Simplicity will Amplify Your Business Outcomes.
- Mark Shaw
- Jun 17
- 2 min read
Updated: Jul 3
In the July 2025 edition of HRMonthly, the AHRI National President, Michael Rosmarin, referenced research that found employees in organisations with simplified practices were significantly more innovative, experienced higher levels of trust, and showed stronger retention.
He highlighted how complexity creeps in without intent and recommends focusing on providing leaders with tools that are user friendly, frameworks that are easy to understand, and processes that connect clearly to business priorities.
As Michael concluded: “In that context, HR’s ability to simplify isn’t just helpful, it’s essential.”

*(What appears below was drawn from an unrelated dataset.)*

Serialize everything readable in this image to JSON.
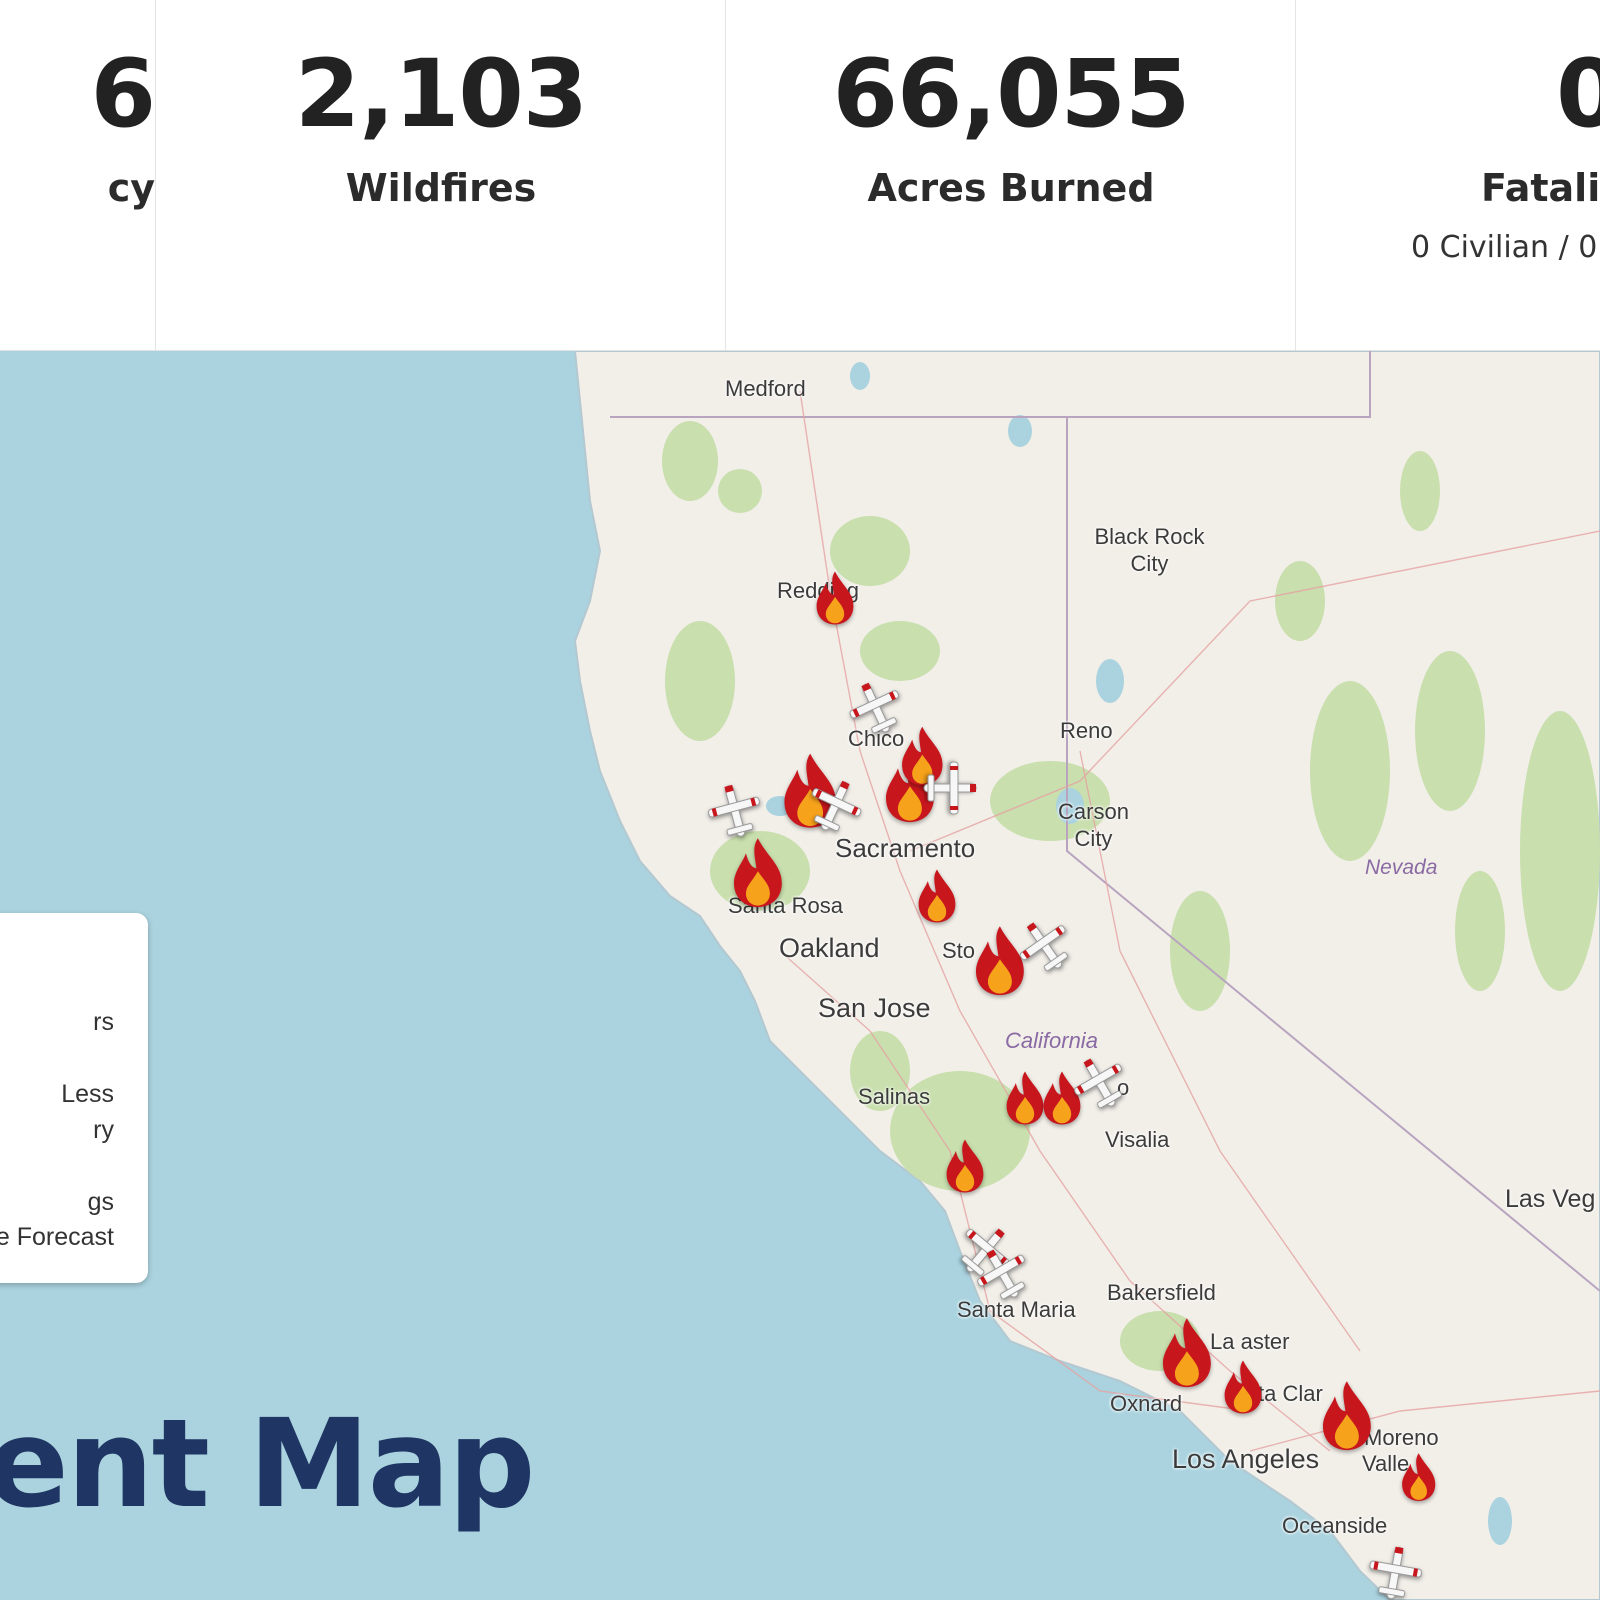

Yet, in a second article in the same magazine, Melissa MacGowan points out that HR Practitioners still spend 50% of their time in reactive mode leading to a constant battle between responding to urgency and planning for impact. Her advice includes simplifying workflows, reframing performance conversations around business values, and aligning HR’s effort to align with business KPI’s rather than just HR ones.
And in a third article, Richard Gerver, argued that we have over complicated business processes from a place of fear or the need to prove ourselves. He argues that when you simplify things, employees don’t feel like they must prove their worth or justify their role. He concludes that when communicating an idea, it should be in a way that a five-year-old could understand.
In essence all are confirming what my colleague, Di Armbrust and I, argued in our book “The 2% Effect” 10 years ago. Our premise, backed by extensive experience, was that overly complicated policies and processes are designed to stop a small percentage of people (the 2%) from doing the wrong thing. Unfortunately, as we pointed out, this approach has two unintended consequences. Firstly, the 2% now have more rules to break. And secondly, the good people who don’t need the rules in the first place, just get frustrated with the additional impost on their ability to achieve their goals.
I therefore agree with Michael’s comment that “In that context, HR’s ability to simplify isn’t just helpful, it’s essential.”
My point is that that Di and I were correct all those years ago. Simplicity isn’t just helpful, it’s essential.
Yet today, 10 years later, the challenge remains for HR Practitioners. How can you continue to make your processes simpler and easier? Or perhaps the challenge remains for leaders and managers. How do you support and encourage your HR Practitioner(s) to make their processes simpler and easier.
Either way the answer remains the same. Simpler and easier HR processes. Oh, and I’d argue risk and compliance training processes can also be addressed the same way to also give the same outcomes.
For the past 25 years I have proven such simplicity is possible. The challenge is, do you, the reader, have the courage to start the necessary changes. I hope so.